Hyperkalemia Versus Pseudohyperkalemia Without ECG Changes in Acute Blast Crisis Progressing to Tumor Lysis Syndrome
Moiuz Chaudhri, Ayesha Samad, Jordan Lipschutz, Jose Iglesias

TL;DR
A patient with a blood disorder developed high potassium levels, which were confirmed as real and not due to lab error, leading to severe complications requiring urgent treatment.
Contribution
This case highlights the diagnostic challenge of differentiating true hyperkalemia from pseudohyperkalemia in patients with extreme leukocytosis.
Findings
Hyperkalemia was confirmed as real through serum and plasma potassium measurements.
The patient progressed to tumor lysis syndrome requiring hemodialysis and cytoreductive therapy.
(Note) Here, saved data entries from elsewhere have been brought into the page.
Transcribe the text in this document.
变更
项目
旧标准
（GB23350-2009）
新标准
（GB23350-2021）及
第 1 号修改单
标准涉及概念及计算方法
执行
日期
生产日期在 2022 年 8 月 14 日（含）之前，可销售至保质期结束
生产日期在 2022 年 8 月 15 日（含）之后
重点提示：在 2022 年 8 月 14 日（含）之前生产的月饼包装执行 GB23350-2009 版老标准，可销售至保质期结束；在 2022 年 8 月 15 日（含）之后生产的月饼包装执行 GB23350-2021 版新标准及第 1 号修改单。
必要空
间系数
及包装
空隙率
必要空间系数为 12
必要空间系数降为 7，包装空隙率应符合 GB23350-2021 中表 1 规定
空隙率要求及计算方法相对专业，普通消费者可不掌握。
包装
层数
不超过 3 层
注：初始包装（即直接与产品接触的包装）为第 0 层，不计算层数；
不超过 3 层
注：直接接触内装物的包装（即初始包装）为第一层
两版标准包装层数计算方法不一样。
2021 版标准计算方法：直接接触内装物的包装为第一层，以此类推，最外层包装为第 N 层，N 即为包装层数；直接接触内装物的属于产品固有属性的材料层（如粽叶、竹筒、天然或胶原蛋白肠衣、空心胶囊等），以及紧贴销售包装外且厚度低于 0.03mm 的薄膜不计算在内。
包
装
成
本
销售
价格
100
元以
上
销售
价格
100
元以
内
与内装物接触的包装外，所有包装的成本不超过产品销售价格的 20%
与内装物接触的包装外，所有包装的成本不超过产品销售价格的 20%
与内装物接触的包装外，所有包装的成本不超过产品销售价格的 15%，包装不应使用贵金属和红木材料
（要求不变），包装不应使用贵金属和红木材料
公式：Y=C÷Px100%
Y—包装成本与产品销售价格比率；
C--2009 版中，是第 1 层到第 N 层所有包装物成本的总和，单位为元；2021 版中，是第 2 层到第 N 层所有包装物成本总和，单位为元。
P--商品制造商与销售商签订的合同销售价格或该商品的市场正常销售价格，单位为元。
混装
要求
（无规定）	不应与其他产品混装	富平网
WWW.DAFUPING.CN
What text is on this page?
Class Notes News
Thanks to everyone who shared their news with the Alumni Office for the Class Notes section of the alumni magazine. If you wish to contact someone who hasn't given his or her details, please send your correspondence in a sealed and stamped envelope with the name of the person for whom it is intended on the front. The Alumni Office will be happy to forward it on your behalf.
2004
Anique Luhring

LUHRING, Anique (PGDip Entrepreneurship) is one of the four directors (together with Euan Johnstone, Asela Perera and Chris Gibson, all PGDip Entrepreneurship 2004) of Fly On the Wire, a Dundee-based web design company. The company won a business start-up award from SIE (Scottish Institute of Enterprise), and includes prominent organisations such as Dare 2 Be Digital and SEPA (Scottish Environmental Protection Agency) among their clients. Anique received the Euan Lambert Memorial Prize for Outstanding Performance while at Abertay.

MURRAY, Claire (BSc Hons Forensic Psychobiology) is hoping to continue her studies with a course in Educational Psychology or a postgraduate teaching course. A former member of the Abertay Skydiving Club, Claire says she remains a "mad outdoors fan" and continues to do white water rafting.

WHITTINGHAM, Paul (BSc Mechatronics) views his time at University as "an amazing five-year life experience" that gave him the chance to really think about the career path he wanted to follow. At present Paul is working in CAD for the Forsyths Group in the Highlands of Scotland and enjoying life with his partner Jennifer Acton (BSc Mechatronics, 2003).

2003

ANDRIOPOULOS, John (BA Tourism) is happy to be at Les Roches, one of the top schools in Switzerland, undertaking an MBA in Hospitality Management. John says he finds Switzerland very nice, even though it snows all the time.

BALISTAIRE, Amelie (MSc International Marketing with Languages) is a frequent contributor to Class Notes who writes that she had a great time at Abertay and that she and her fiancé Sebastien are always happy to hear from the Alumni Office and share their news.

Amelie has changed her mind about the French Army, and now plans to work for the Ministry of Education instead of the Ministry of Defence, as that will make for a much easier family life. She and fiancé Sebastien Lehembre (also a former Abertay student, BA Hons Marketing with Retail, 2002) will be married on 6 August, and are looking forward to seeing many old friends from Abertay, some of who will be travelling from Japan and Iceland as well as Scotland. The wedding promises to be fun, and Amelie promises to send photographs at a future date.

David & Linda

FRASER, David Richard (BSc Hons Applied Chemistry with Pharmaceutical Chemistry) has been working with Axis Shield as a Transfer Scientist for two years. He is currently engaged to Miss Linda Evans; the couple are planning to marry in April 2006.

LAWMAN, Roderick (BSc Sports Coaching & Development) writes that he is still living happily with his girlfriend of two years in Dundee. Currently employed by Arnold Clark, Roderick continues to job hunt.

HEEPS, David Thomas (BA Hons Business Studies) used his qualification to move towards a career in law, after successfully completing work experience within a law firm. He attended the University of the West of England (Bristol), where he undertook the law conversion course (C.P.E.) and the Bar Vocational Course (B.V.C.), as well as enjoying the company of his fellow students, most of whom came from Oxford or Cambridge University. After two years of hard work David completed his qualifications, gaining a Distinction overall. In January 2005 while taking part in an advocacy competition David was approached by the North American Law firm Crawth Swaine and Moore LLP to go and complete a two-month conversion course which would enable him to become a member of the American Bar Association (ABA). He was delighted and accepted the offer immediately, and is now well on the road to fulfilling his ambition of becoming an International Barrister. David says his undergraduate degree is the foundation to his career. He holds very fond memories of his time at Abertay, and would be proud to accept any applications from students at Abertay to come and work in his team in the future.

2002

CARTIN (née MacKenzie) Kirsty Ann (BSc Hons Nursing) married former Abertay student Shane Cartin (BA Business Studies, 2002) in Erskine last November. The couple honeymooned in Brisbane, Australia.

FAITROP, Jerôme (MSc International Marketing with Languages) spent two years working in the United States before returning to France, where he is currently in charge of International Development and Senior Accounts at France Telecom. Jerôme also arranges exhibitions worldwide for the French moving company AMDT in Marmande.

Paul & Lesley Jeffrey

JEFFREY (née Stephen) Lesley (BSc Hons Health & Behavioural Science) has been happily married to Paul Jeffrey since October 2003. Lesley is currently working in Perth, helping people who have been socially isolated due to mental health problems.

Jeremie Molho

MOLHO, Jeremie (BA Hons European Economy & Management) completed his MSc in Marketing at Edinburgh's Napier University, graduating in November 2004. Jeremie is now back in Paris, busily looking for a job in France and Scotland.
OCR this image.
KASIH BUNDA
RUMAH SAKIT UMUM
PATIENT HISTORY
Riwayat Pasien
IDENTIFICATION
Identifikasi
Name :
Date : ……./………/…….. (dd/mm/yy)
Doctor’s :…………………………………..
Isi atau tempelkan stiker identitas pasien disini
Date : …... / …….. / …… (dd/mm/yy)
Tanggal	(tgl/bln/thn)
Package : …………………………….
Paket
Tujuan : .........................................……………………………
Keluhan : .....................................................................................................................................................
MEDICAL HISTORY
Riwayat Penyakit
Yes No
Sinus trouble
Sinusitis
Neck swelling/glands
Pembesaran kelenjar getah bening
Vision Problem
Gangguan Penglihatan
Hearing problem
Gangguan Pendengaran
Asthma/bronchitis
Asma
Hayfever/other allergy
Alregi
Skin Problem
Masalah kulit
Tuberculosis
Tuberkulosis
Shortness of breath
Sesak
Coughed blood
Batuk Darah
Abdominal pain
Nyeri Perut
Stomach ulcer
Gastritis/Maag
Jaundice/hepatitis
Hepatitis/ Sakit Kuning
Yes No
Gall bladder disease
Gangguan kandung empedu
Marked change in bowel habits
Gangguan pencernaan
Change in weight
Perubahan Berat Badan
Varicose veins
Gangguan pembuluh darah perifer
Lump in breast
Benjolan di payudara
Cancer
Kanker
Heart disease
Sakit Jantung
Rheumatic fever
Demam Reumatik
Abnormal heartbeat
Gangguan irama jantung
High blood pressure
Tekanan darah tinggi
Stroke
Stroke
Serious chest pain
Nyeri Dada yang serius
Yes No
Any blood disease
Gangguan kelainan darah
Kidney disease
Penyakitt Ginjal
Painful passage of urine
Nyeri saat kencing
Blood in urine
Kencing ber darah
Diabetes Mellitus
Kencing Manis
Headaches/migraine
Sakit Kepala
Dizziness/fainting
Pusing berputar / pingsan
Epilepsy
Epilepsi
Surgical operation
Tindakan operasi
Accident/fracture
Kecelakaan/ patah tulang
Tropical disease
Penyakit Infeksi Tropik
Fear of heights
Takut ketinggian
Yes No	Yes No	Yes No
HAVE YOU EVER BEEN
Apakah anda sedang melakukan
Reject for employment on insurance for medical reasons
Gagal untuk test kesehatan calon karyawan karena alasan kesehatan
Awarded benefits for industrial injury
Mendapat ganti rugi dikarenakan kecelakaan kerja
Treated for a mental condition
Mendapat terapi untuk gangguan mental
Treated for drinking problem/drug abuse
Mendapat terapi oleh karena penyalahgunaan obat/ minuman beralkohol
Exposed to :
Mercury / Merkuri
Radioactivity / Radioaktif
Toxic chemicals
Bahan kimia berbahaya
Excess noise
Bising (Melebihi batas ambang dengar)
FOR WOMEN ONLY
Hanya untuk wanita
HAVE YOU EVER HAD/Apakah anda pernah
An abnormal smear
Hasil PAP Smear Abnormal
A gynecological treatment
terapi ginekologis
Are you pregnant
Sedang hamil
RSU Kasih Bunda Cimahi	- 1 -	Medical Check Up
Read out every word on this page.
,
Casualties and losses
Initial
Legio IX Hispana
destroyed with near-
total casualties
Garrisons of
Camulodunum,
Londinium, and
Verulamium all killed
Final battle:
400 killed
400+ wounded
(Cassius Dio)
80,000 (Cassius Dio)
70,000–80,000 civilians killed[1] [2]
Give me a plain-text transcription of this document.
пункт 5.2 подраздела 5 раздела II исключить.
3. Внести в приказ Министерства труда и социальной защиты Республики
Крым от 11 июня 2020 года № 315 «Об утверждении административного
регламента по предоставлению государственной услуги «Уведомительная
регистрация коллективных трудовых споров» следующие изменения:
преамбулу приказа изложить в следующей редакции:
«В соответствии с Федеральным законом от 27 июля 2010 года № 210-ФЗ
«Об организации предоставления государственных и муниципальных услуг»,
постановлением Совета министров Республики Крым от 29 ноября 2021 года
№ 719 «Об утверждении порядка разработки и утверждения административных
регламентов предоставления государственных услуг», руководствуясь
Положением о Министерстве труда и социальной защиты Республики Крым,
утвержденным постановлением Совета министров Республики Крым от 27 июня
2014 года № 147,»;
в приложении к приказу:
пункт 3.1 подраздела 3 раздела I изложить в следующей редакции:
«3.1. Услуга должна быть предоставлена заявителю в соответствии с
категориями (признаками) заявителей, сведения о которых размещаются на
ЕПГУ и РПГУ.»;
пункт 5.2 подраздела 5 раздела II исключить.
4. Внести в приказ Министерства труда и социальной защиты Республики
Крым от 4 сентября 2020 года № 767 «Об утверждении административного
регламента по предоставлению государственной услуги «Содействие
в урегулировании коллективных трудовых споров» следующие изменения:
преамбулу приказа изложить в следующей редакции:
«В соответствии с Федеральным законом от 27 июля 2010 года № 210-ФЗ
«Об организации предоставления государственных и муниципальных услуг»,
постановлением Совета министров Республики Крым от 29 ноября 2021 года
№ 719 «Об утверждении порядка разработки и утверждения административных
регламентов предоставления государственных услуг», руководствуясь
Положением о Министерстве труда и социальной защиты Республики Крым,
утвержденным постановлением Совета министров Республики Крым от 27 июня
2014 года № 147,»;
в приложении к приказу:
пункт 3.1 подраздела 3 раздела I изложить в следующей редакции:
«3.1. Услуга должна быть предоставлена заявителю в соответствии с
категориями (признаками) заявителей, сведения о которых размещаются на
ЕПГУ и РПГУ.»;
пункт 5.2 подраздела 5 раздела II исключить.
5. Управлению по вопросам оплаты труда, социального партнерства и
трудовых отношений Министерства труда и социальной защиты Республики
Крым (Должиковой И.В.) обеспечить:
Pseudohyperkalemia was ruled out despite high blast count and cell fragility.
Abstract
Hyperkalemia is critical to recognize, but distinguishing it from pseudohyperkalemia is essential to avoid unnecessary treatment. We present a 66-year-old male with a history of myeloproliferative disorder and chronic myelomonocytic leukemia (CMML) who developed hyperleukocytosis (white blood cell (WBC) 666 × 10⁹/L, 95% blasts) and severe hyperkalemia (9.4 mmol/L) without electrocardiogram (ECG) changes. Pseudohyperkalemia was considered but ruled out by measuring serum and plasma potassium levels along with using heparinized and non-heparinized tubes. Pseudohyperkalemia is more common in hematologic malignancies due to extreme leukocytosis, which leads to an increase in cell fragility and potassium leakage during sample handling. Despite initial medical therapy, hyperkalemia persisted, requiring emergent hemodialysis, leukapheresis, and cytoreductive treatment. He developed tumor lysis…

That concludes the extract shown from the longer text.